Gregor Merten/Carmen Dietrich: Ja, es gab verschiedene Meldungen in der Presse, so daß wir davon ausgehen, daß in der Öffentlichkeit ein noch klareres Bild entsteht über die Machenschaften dieser rechten “Bürgerbewegung“, vor allem, daß deutlich wird, welchen Horror die Rechten davor haben, zwischen den 3 abrahamitischen Weltreligionen könnte es zu einer weitreichenden Verständigung kommen.
Wir sind jedenfalls froh, gerade in der Kulturhauptstadt Europas 2010 Istanbul verschiedene Politiker sowohl aus Deutschland als auch aus der Türkei an unserer Seite zu wissen, die eventuell uns vorauseilende Missverständnisse durch die Diffamierungen von „Pro“-NRW sicherlich klarstellen werden.
Peter Kleinert: Danke für die Antworten und weiter viel Erfolg mit Ihrer künstlerischen und politischen Arbeit. (PK)

Carmen Dietrich, geboren am 13.12.1957 in Neuwied am Rhein, 1976 -1980 Studium Textil-Design an der FH Coburg, Abt. Münchberg, Diplom, 1981 Aufnahme freier künstlerischer Tätigkeit zunächst in Düsseldorf, 1982 - 1989 Aktionskunst, Kollektivmalerei, Rauminstallationen mit Projektionen, seit 1989 Ateliergemeinschaft mit Gregor Merten, seit 1990 Stahlobjekte, Ausstellungen im In- und Ausland.
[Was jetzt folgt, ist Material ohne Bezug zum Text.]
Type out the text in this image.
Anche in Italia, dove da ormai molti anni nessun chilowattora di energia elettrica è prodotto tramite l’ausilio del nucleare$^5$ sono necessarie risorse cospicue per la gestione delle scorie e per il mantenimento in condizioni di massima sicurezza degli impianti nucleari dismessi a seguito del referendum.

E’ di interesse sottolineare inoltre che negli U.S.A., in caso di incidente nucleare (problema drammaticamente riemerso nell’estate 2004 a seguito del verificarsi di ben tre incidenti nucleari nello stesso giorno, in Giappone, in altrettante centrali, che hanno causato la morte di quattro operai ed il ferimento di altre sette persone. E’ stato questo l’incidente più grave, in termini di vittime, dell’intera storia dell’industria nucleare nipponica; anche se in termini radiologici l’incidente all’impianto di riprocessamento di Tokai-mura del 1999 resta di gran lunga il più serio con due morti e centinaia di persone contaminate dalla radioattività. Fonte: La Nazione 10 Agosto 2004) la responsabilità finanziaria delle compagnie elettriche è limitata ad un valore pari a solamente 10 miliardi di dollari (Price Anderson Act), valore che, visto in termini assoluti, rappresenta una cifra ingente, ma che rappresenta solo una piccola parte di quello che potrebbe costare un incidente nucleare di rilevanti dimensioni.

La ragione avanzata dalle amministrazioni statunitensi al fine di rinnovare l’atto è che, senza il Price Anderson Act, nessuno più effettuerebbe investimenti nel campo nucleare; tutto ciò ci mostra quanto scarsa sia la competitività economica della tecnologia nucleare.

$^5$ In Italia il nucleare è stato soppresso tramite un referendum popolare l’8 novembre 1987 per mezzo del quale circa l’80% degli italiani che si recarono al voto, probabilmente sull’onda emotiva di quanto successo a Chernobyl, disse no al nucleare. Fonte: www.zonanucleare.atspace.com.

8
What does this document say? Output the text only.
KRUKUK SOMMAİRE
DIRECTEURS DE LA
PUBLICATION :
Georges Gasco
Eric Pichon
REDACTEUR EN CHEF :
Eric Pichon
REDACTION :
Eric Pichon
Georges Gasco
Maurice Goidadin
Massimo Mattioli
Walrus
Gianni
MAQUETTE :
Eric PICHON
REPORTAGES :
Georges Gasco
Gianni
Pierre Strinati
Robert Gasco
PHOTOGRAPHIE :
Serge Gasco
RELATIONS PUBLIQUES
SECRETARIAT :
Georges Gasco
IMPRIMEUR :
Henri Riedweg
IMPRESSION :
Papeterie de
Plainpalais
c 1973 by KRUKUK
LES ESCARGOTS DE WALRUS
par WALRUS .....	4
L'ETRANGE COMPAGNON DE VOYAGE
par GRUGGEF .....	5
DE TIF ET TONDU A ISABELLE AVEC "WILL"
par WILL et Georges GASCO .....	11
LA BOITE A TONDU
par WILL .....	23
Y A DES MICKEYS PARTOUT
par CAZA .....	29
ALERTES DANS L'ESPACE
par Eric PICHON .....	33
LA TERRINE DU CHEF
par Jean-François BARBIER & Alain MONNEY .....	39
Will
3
Gregor Merten geboren in Düsseldorf am 2.2.1958, 1974 -1978 Studium der Malerei und freien Grafik an der Kunstschule Strahn, Düsseldorf , 1979 Aufnahme freier künstlerischer Tätigkeit, seit 1981 Mitgliedschaft im Berufsverband bildender Künstler (BBK), 1985 Beginn der bildhauerischen Tätigkeit, bevorzugtes Material: Stahl, Großskulpturen (Stahlhohlkörper), Assemblagen und 3-dimensionale Objekte aus Stahl und Holz, seit 1989 Ateliergemeinschaft mit Carmen Dietrich, zahlreiche Ausstellungen im In- und Ausland. Seit Anfang 2007 Projektierung der sozialen Skulptur Engel der Kulturen und deren Einbringung in die Öffentlichkeit in Form verschiedener Kunstaktionen (www.engel-der-kulturen.de).

Alle Fotos in diesem Interview sind von den beiden Künstlern bzw. von Freunden aufgenommen worden.